The big thematic thread in this series is that she is cursed by her longevity and her power over men, and the curse passes off in different ways to the men in the story. Dominic is at the beginning of being cursed while Booker, the corrupt policeman, is at the end of having lived with her for so long. Do all those men reflect a different aspect of what interests you in the story?

That was sort of the cyclical nature of this. One of the initial germs for this idea was a story about immortality that I wanted to do. It was about a whole bunch of people who are immortal and how living forever is a curse after a while. I tried to fit that idea into a bunch of stories. Then I also wanted to find a way to do a noir that was a horror story that didn't ruin either the noir of it or the horror of it. So I came down to thinking of it as "What if in 'Double Indemnity,' the reason Barbara Stanwyck needed Leave It To Beaver's dad to save her from her husband was because he wanted her to have the devil's baby?" Basically, it was a mashup of "Double Indemnity" and "Rosemary's Baby." [Laughs] That was the spark that started it.

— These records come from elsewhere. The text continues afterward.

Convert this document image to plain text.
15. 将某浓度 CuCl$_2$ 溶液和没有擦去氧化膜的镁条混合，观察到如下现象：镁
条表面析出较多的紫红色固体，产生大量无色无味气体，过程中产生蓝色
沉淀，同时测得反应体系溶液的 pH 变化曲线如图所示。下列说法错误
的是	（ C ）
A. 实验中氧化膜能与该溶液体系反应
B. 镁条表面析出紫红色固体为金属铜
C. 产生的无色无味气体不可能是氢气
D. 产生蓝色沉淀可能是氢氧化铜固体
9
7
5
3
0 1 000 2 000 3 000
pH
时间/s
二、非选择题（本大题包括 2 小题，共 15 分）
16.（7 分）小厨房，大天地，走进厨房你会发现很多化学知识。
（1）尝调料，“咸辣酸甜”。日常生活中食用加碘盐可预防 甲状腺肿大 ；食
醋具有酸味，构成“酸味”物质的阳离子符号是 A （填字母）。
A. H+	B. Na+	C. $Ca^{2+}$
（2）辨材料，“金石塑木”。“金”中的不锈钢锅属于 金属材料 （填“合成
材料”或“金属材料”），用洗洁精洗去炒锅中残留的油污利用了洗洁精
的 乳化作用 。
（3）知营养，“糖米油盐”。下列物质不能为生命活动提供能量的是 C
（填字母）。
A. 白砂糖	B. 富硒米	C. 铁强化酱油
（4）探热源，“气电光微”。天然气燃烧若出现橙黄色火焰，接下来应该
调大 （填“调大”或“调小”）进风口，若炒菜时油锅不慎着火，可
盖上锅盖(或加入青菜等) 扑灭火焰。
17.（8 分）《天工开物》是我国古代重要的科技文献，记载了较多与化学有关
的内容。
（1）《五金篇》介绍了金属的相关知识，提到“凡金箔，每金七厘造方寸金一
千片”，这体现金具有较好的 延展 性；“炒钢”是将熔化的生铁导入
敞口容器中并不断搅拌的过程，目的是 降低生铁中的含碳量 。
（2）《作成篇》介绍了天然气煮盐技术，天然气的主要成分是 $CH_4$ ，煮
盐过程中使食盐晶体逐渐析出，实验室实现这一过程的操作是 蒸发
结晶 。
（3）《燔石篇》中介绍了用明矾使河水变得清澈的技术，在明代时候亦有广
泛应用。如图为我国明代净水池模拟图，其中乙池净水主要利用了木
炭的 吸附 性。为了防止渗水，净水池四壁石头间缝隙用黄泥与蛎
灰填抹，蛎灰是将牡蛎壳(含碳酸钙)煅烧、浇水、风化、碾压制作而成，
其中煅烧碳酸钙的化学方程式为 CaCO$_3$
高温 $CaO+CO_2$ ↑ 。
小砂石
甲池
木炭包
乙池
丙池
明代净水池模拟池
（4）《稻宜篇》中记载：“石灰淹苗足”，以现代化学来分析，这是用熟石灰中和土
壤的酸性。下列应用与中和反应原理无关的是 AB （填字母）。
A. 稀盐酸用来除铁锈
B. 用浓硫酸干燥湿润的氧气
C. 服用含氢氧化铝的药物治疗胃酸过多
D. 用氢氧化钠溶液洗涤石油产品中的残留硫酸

So part of the gestation process was me figuring out how a lot of those classic femme fatale storylines have a romantic triangle in their plotline. And each of the characters in that triangle has a different place in the story. There's the old lover being cast off in favor of the new one who's being used to help the woman get free of her past. That's where the idea came from. I just built all these characters out from there. The fact that they also become sympathetic is just the nature of the story I'm telling. One of the points of this book was telling a story where the femme fatale was a sympathetic lead instead of a plot device or a bad girl. That all comes from the way I tend to write stories where no one is 100% good or 100% bad.

Speaking of bad guys, so far we've met two rungs on the bad guy ladder that leads to a giant, unseen force: there have been our creepy footsoldier mooks and Mr. Bishop behind them. Is that the head of the organization we're dealing with, or is there some more power behind the power to see in the next arc?

We'll find out a lot more stuff. I don't want to reveal too much. There's some big stuff revealed in issue #5 about Bishop and his history. One of the influences on that aspect of the story was research I'd done about Satanic murder cults. I mean, those generally don't really exist, but there is some weird stuff that went on in the '60s and '70s from the Manson Family to some rumors around the Son of Sam murders maybe having been committed by a cult of people and not just one guy. There's a lot of weird stuff out there especially in California - this dark side to the '60s and '70s that I wanted to explore some by brining this other-worldly creepiness into a mystery story. That's why in the first issue you meet Walt Booker walking into a crime scene in San Francisco where a bunch of cultists have blown their own heads off for some reason and sacrificed a guy in the attic. I wanted a real world level in there too where you're going, "Were they trying to call up a demon, or were they just crazy and reaching out to a dimension that doesn't exist? Shit like that happens, and it's bizarre. I wanted some of that planted early on so when we got to the '70s you'd know that it's not just about the Manson Family or things like that. I wanted to make sure it was part of the story from the get-go.

"Fatale" #5 is in stores tomorrow from Image Comics.